第108話 ■バクダン探し
- 1999.09.21
- コラム
お彼岸である(タイトルに比べてなんとのどかな書き出しだろう)。そのうち、あっと言う間に秋も過ぎ、冬がまたやってくるんだろうな。この前、有線で槇原の「冬が始まるよ」が流れていて、寂しかった。粋ではなくむしろ無粋なのかもしれないが、最近は季節の変化をコンビニで感じるようになってしまった。肉まん、あんまん。それに、おでんといった具合である。そして、近くのコンビニにもおでんがやって来た。
人には味に関しての原点というものがあるような気がする。自分の場合、ラーメンなら、昔よく食べていたラーメン屋であったり。ハンバーガーや餃子、焼きそばに関しても、ここぞという店があり、実家に帰る度にその店に足を運ぶ計画を立てたりする。おでんに関して言えば、駄菓子屋であった。近所の駄菓子屋、通称「こども店」ではおばちゃんが作る様々なメニューがあった。たこ焼き、お好み焼き、かき氷、それにおでん。特におでんの味は秀逸で、鍋を持って買いに行かされ、夕飯のおかずとして食卓に登場することもあった。

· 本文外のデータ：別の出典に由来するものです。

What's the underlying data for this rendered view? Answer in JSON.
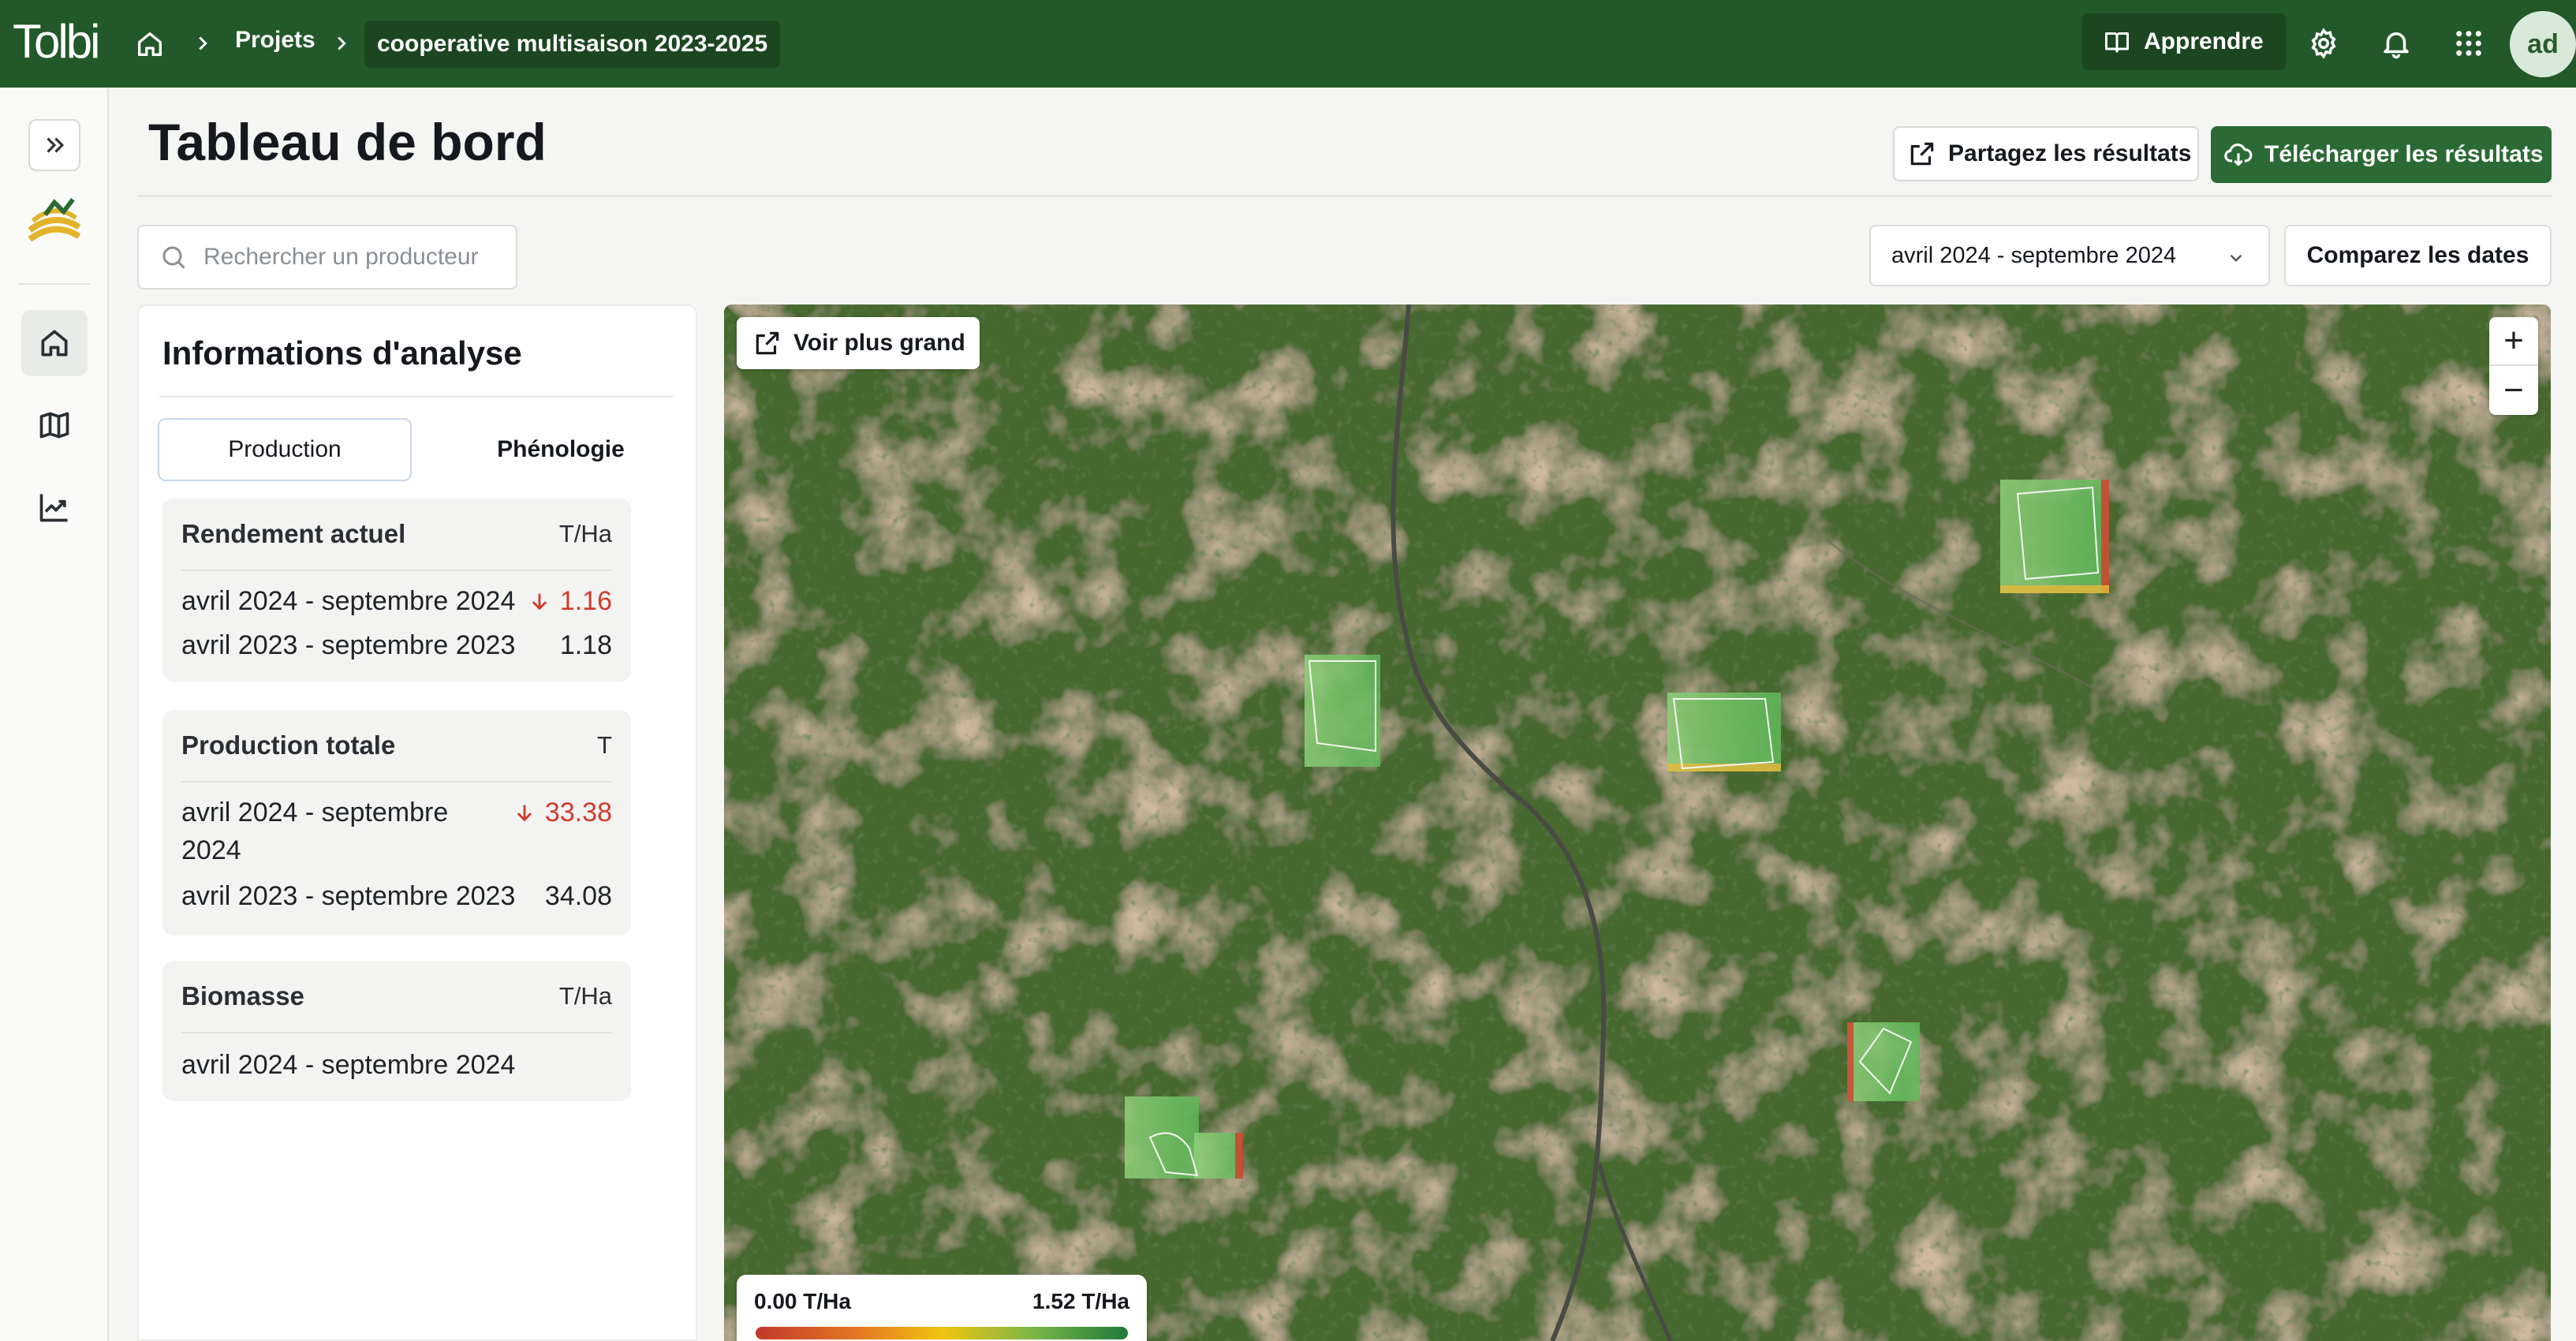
{
  "app": {
    "logo": "Tolbi"
  },
  "breadcrumb": {
    "projects": "Projets",
    "current": "cooperative multisaison 2023-2025"
  },
  "topbar": {
    "learn_label": "Apprendre",
    "avatar_initials": "ad"
  },
  "header": {
    "title": "Tableau de bord",
    "share_label": "Partagez les résultats",
    "download_label": "Télécharger les résultats"
  },
  "filters": {
    "search_placeholder": "Rechercher un producteur",
    "date_range": "avril 2024 - septembre 2024",
    "compare_label": "Comparez les dates"
  },
  "analysis": {
    "title": "Informations d'analyse",
    "tabs": [
      {
        "label": "Production",
        "active": true
      },
      {
        "label": "Phénologie",
        "active": false
      }
    ],
    "cards": [
      {
        "title": "Rendement actuel",
        "unit": "T/Ha",
        "rows": [
          {
            "period": "avril 2024 - septembre 2024",
            "value": "1.16",
            "trend": "down"
          },
          {
            "period": "avril 2023 - septembre 2023",
            "value": "1.18",
            "trend": "none"
          }
        ]
      },
      {
        "title": "Production totale",
        "unit": "T",
        "rows": [
          {
            "period": "avril 2024 - septembre 2024",
            "value": "33.38",
            "trend": "down"
          },
          {
            "period": "avril 2023 - septembre 2023",
            "value": "34.08",
            "trend": "none"
          }
        ]
      },
      {
        "title": "Biomasse",
        "unit": "T/Ha",
        "rows": [
          {
            "period": "avril 2024 - septembre 2024",
            "value": "",
            "trend": "none"
          }
        ]
      }
    ]
  },
  "map": {
    "expand_label": "Voir plus grand",
    "zoom_in": "+",
    "zoom_out": "−",
    "legend_min": "0.00 T/Ha",
    "legend_max": "1.52 T/Ha"
  },
  "colors": {
    "topbar": "#22582a",
    "primary_button": "#2b6a34",
    "trend_down": "#d23a2a"
  }
}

「柔道一直線」で高松英郎が演じる車周作が赤ちょうちんで酒を飲むシーンがあった。おでんの屋台である。彼は屋台の親爺に「バクダンをくれ」と注文する。その後、そのバクダンがどんなものか分からないまま随分時間が経ってしまったが、おでんを食べる度にバクダンのことが気になっていた。最近になってついにその疑問が解決したが、バクダンとは、ゆで卵をまるごと練り物でくるんだ、おでんネタであった。それ以来、バクダン探しを試みたが未だ入手できていない。そろそろおでんの季節も近づいて来たので、またバクダン探しを始めるとしよう。参加者募集中。